I realise this is not nearly enough detail, and will probably raise more questions than providing answers for conservative evangelicals. The main point, for me, is that we should default to not taking the Bible literally. Certainly not when the genre and cultural context provide major clues that it is not meant to be read as “science” or “history” in any modern sense. Brian’s examples above all come from such parts of the Bible. And in all of the examples it is a naive literalism that creates difficulties. By saying this we in no way say that the Bible is not true. In fact, the opposite. And we’re not looking for some mystic truth beyond the words. We’re looking to understand what the original writers and readers would have understood the words to mean, taking into account the culture and literary genre of the passages in question. This is a deeper and more significant truth than the literal meaning of the words. You can find many examples of this on this blog, from the interpretation of the parable of the Prodigal Son to the innkeeper at Christmas. And, of course, examples related to the issues Brian highlights above.

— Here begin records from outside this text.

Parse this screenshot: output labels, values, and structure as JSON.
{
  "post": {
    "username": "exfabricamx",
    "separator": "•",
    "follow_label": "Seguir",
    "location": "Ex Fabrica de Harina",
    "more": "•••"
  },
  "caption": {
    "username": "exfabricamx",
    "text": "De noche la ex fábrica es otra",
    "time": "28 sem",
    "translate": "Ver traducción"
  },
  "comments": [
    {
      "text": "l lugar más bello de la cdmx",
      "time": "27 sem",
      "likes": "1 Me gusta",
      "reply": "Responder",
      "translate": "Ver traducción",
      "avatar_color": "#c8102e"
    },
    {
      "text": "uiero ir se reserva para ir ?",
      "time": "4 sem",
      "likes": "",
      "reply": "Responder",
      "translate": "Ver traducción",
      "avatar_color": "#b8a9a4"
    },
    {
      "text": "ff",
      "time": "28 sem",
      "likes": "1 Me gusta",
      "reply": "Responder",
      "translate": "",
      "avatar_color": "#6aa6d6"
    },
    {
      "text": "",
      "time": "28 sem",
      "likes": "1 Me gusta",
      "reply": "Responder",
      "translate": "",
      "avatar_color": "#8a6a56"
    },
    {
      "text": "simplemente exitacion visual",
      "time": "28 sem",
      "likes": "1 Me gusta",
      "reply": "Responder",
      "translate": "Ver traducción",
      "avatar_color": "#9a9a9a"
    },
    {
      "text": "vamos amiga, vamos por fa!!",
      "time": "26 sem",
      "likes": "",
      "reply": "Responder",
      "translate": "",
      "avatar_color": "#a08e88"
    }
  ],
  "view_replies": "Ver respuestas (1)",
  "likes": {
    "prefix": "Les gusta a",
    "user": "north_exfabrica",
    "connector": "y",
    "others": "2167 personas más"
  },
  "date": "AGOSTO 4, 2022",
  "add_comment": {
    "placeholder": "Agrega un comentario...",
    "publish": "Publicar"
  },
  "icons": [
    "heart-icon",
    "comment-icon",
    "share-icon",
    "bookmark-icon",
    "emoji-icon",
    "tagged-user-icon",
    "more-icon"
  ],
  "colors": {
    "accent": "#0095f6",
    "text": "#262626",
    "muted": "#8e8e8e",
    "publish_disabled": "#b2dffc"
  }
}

The literalist approach to interpretation is a problem. And it needs to be questioned, at least, and abandoned at best. As Brian says, “it is an immature view of Scripture”, and not the “high view” conservative Evangelicals think it is.

A great book to read is Fee and Stuart’s, “How To Read the Bible for All Its Worth” (Zondervan, 3rd edition, 2003).

UPDATE: In discussions about this post it was pointed out to me that many conservative evangelical church goers are quite proud of their “simple faith”. “God said it, I believe it, end of…” is a common mindset. While we are exhorted to approach our faith and God Himself with due humility, a “simple” faith is nothing to be proud of if it produces weak mindedness, fluffy thinking, bad theology, etc. Here’s a nice list of verses exhorting us to maturity in our faith, our understanding of God and our Christian thinking. My favourite: 1 Corinthians 13:11 – “When I was a child, I talked like a child, I thought like a child, I reasoned like a child. When I became a man, I put the ways of childhood behind me.”

4 thoughts on “It’s time to end “innocent Biblical literalism””

  1. Graeme where does this ‘teaser’ lead to? As I read it I see no ‘call to action’. What am I missing? I started reading expecting to be told that literal reading of the Bible may not always be correct. However, I am left hanging in space.

    Stay blessed

  2. Bill, good point. I did make that statement in the post, but I will add some more detail to it now.

  3. The problem is not so much with a literal approach or a critically literal approach , but in determining which sections should be taken literally! Where we begin and end with a literal approach (no one takes every single text literally anyway, even those who say they interpret literarily) is the real issue and is one of the determining factors in the complex issue of interpretation !

  4. I agree completely, Linzay. The danger I am trying to highlight is a naive approach to literalism. Maybe the default should be to NOT take it literally unless there’s a very valid reason to do so?